Moving Pictures (Discworld 10)
Victor laid' a hand on his shoulder and made what he hoped would be soothing, beckoning motions. Detritus' face was a fresco of misery.
The suit of armour was still on the slab behind the screen, in front of the tarnished disc.
They stared at it, hopelessly.
Victor tentatively drew his finger through the dust. It left a streak of shiny yellow metal. He looked at Ginger.
'What now?' he mouthed.
She shrugged. It meant - how should I know? I was asleep, before.
The screen above them was bulging very fatly now. How long before the Things came through?
Victor tried shaking the - well, call it a man. A very tall man. In seamless golden armour. Might as well try to shake awake a mountain.
He reached over and tried to free the sword, although it was longer than he was and, even if he could lift it, would be as manoeuvrable as a barge.
It was gripped fast.
The Librarian was trying to read the book by the light of the screen, feverishly thumbing through the pages.
Victor chalked on the side of the slab: 'CAN'T YOU THINK OF ANYTHIN AT AL?'
Ginger took the chalk: 'NO! YOU WOKE ME UP!! I DON'T NO HOW TO DO IT!!! WHATEVR IT IS!!!.'
The fourth exclamation mark only failed to be completed because the chalk snapped. There was a distant 'ping' as part of it hit something.
Victor took the other half out of her hand.
'MAYBE YOU SHOUD HAV A LOOK AT THE BOOK,'
he suggested.
The Librarian nodded and tried to put the book in her hands. She waved him off for a moment, and stood staring into the shadows.
She took the book.
She looked from the ape to the troll to the man.

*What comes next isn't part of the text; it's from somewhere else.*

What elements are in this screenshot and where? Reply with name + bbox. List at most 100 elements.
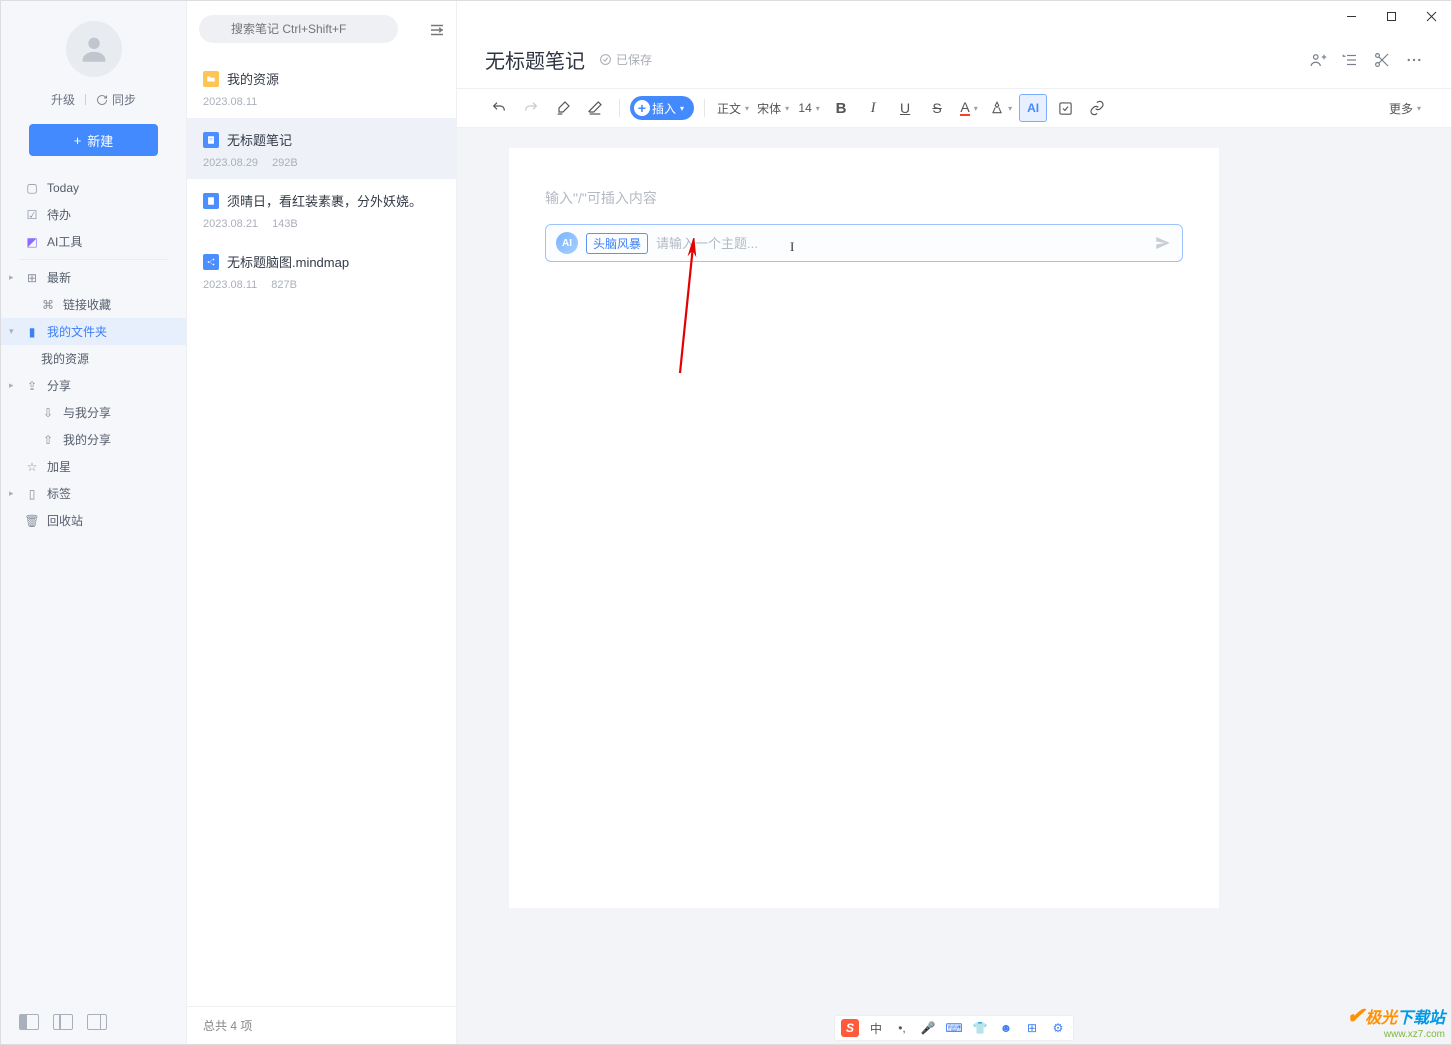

Then she pulled her arm back and hurled the book away from her.
This time it wasn't a ping. It was a definite, low and very resonant 'booong'. Something could make a noise in the place with no sound.

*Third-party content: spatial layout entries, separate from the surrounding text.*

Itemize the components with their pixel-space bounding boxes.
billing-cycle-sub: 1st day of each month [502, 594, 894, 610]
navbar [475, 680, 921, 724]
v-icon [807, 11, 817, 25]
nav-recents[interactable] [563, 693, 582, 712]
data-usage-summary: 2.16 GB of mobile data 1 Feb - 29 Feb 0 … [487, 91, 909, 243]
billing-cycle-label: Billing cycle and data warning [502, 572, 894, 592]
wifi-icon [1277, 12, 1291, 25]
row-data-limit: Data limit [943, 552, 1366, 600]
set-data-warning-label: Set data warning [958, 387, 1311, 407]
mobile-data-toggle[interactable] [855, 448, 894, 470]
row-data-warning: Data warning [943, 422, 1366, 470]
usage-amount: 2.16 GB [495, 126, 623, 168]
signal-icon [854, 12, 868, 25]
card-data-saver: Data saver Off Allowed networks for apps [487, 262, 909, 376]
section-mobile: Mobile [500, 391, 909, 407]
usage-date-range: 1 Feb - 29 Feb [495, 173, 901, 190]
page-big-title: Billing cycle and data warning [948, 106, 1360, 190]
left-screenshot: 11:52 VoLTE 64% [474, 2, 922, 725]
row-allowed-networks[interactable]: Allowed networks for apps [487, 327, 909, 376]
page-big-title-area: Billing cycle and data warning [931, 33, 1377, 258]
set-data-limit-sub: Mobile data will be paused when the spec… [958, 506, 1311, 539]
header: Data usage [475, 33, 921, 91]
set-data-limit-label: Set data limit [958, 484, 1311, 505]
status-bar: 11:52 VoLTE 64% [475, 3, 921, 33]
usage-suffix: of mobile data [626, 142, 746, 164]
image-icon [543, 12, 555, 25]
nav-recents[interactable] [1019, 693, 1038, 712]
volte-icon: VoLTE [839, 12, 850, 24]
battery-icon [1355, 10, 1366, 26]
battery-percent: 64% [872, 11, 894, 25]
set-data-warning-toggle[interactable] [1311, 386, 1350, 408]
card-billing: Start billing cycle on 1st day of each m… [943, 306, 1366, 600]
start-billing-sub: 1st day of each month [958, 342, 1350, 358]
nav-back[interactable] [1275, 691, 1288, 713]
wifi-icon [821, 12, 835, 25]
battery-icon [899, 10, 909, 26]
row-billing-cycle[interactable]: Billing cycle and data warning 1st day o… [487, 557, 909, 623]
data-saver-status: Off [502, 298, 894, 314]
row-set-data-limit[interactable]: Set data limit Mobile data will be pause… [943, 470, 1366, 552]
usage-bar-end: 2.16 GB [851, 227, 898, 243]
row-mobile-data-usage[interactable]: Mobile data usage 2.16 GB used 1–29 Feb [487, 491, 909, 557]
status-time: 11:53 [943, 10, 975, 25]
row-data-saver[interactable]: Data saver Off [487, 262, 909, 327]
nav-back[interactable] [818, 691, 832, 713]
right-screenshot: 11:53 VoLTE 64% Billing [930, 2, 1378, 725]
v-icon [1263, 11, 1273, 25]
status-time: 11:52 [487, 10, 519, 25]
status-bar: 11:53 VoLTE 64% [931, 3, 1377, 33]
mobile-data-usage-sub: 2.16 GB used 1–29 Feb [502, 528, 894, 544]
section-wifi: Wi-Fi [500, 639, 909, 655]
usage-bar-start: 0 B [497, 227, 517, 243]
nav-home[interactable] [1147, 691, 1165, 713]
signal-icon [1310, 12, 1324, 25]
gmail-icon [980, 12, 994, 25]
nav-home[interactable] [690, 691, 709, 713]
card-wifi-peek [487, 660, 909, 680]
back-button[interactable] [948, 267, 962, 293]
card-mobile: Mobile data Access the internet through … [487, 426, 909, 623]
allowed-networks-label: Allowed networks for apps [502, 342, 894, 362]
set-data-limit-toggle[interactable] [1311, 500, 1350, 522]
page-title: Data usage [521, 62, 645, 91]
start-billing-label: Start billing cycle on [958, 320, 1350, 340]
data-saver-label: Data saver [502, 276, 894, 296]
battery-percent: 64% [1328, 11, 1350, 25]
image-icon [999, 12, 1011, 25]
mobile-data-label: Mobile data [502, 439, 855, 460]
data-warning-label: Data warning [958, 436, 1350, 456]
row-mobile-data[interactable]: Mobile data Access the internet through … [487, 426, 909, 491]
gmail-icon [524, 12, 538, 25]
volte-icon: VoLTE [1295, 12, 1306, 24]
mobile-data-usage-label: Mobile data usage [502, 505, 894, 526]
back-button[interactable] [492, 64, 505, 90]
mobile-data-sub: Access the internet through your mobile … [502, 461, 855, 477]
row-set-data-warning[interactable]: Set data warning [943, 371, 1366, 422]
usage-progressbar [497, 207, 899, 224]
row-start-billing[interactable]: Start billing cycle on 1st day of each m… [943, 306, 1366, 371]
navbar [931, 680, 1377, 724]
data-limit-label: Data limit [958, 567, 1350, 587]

Victor skidded around the slab.
The big disc was a gong. He tapped it. Bits of corrosion fell off, but the metal shivered under the light blow and gave out another tinny rumble under his touch. Below it, now that his eyes were instinctively seeing it out, was a six-foot metal pole with a padded ball at one end.
He grabbed it and heaved it off its supports. Or tried to, at least. It was rusted solidly in place.
The Librarian positioned himself at the other end, caught Victor's eye, and this time they hauled on it together. Flakes of rust dug into Victor's hands.
It was immovable. The gong hammer and its supports had been turned by time and salt air into one single metallic whole.
Then time seemed to slow and became a series of frozen events in the flickering light, like moving pictures sliding through the box.
Click.
Detritus reached down over Victor's head, grasped the hammer by its middle, and lifted it up, tearing the rusted supports out of the very rock.